Schaltwick
In de Visitatieboeken van 1488 lezen we: “Schaltwick is eyn h0ffl10I’iCl’1 guet horende inden hoff van Hengell (!); ind besit nu Pyeck Scholdewick die daiir horich ind ledich nae is”.
En ook nog: “Item Pyeck heft eyn husfrou geheiten Mechteld, eyn dochter van Sickynck, horich mynen Gened(igen) H(eren)”.
En verder: “Item hyr sitt eyn bouman op Scholtwyck inde Warmeldynck ind heyt Egbert Sboelen
Erfpachtgoed
Karel, hertog van Gelre, ontslaat de aan Derick Schoeltwick toebehorende goederen van de horigheid. Schoolwijk wordt nu een erfpachtgoed. Voor die erfpacht moet het volgende gepresteerd worden: “…. een dienstpeerd1 , ind jaerlix een molder2 roggen, een molder spylkoerns, 1 molder haver, oeck een voer3 hoys, een vercken, een paer hoenre”.
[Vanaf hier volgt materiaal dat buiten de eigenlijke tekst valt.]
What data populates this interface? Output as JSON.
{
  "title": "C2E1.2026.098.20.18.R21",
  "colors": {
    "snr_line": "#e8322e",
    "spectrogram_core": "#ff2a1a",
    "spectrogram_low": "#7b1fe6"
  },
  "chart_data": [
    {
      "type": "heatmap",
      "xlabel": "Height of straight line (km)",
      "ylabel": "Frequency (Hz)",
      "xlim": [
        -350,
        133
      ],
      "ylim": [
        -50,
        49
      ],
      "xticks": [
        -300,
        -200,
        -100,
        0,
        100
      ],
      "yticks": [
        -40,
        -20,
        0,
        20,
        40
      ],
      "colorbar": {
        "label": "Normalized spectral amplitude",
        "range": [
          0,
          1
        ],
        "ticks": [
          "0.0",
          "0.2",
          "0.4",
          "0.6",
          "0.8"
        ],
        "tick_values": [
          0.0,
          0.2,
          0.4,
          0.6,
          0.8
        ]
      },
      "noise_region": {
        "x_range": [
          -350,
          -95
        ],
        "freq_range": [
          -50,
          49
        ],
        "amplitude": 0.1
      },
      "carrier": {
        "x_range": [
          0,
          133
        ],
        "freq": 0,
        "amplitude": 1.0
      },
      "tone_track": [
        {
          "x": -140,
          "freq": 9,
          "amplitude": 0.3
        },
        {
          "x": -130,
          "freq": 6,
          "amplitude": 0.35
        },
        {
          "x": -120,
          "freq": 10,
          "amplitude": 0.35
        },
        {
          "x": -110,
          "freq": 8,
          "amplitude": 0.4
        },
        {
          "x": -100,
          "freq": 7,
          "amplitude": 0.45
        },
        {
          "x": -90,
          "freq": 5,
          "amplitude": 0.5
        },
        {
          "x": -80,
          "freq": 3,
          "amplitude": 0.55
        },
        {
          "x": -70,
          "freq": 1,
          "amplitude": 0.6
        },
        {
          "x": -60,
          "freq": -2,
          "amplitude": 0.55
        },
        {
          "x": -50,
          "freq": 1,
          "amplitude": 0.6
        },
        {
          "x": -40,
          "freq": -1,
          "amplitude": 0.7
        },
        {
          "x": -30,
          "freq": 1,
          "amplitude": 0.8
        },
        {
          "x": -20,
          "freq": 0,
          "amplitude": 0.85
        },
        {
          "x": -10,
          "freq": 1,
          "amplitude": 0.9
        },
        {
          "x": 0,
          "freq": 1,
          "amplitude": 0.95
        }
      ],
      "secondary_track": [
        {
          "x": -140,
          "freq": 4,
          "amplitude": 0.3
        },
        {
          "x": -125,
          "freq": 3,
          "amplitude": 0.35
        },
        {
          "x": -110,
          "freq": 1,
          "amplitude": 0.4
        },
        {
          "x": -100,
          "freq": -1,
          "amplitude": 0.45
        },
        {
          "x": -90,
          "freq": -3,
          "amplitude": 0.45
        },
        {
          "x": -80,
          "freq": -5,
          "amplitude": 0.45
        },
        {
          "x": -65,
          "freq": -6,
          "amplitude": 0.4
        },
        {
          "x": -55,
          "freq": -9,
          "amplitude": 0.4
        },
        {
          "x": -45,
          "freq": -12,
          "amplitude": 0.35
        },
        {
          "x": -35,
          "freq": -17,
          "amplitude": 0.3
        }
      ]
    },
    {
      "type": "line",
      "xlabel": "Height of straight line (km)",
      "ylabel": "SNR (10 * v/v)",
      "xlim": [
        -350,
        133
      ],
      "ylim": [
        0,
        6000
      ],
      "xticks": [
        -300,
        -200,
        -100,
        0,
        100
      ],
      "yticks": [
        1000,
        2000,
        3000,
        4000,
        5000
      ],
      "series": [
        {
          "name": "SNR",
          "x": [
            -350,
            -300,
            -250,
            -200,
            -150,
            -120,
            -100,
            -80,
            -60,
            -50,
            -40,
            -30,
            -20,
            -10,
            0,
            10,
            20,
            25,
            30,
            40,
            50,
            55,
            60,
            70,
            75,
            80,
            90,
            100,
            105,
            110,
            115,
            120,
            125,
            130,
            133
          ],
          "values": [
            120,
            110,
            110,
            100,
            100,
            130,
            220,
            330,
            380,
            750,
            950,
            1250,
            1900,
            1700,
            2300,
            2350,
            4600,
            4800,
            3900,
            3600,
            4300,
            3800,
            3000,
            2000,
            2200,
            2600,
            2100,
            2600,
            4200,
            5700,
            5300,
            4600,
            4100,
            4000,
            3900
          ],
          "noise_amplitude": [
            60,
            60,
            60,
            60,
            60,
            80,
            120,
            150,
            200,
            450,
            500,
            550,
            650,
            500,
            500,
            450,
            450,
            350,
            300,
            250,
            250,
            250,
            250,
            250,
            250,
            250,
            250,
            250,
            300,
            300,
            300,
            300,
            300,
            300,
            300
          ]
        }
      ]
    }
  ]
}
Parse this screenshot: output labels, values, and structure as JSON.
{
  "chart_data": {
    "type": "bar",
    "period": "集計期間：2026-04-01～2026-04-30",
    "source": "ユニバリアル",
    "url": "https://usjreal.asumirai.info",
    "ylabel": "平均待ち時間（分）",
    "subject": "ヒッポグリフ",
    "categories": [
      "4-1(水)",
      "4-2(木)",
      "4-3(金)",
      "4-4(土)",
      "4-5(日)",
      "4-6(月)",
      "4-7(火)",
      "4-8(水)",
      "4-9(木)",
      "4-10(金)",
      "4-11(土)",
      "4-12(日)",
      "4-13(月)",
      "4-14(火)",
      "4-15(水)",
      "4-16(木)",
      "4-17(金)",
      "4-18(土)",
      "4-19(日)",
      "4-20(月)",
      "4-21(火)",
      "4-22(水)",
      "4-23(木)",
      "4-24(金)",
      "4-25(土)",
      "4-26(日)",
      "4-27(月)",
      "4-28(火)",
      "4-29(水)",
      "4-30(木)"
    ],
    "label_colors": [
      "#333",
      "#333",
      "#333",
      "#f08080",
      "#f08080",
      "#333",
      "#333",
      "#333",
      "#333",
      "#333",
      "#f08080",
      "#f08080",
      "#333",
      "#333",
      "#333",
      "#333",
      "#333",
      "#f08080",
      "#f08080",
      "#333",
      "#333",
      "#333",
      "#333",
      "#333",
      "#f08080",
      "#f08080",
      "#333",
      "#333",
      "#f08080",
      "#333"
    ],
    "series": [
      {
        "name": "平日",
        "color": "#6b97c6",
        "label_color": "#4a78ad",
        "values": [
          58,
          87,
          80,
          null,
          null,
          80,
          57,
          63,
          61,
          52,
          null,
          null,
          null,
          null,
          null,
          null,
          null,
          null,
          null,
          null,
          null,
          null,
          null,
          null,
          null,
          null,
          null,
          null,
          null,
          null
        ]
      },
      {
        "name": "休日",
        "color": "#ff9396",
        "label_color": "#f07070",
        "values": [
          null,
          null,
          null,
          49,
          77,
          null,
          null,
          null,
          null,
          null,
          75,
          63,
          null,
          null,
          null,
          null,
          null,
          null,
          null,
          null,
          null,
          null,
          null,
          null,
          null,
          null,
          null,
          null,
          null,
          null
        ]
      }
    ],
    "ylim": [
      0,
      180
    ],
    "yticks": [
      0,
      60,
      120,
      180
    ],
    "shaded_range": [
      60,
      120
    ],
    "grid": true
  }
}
1 ”dienstpeerd”: Men moest sommige diensten uitvoeren met een paard
2 ”molder”: Inhoudsmaat, speciaal voor graan. 1 molder = 1/22 last, ook gezien 1/18 last en 2 mud en 1/4 mud. Ook was er een kleine Gelderse molder = ca. 125 liter en een grote Gelderse molder van ca. 137 liter. (last: Inhoudsmaat voor graan, 1 last = ca. 3010 liter. Na 1820 is 3000 liter. aangehouden inhoudsmaat.)
3 ”voer”: een wagenlading.
1545
‘Scholtwick’ versus ‘Scheldewick’
“Scholtwick horich inden hoff to Hengell”, maar iets verderop: “Scheldewick horich inden hoff to Baick”. Wat moeten we nu geloven?
In de 16e, 17e en 18e eeuw wisselt het bezit vaak, en dikwijls in gedeeltes. Ondoenlijk dat in het kort te beschrijven. Enkele bezitters waren: Henrick Setter, Welmer Schoelwick, Christoffel Gronefelt, Johan de Roede, Georgh Henrick Cranepoell, Wilhelm Allercamp, Herbert van Someren, Jacobus Wijnoldi, Reinira Anna ten Broek, Susanna Helena de Nore, weduwe van de heer van Honstede, heer van Rysum.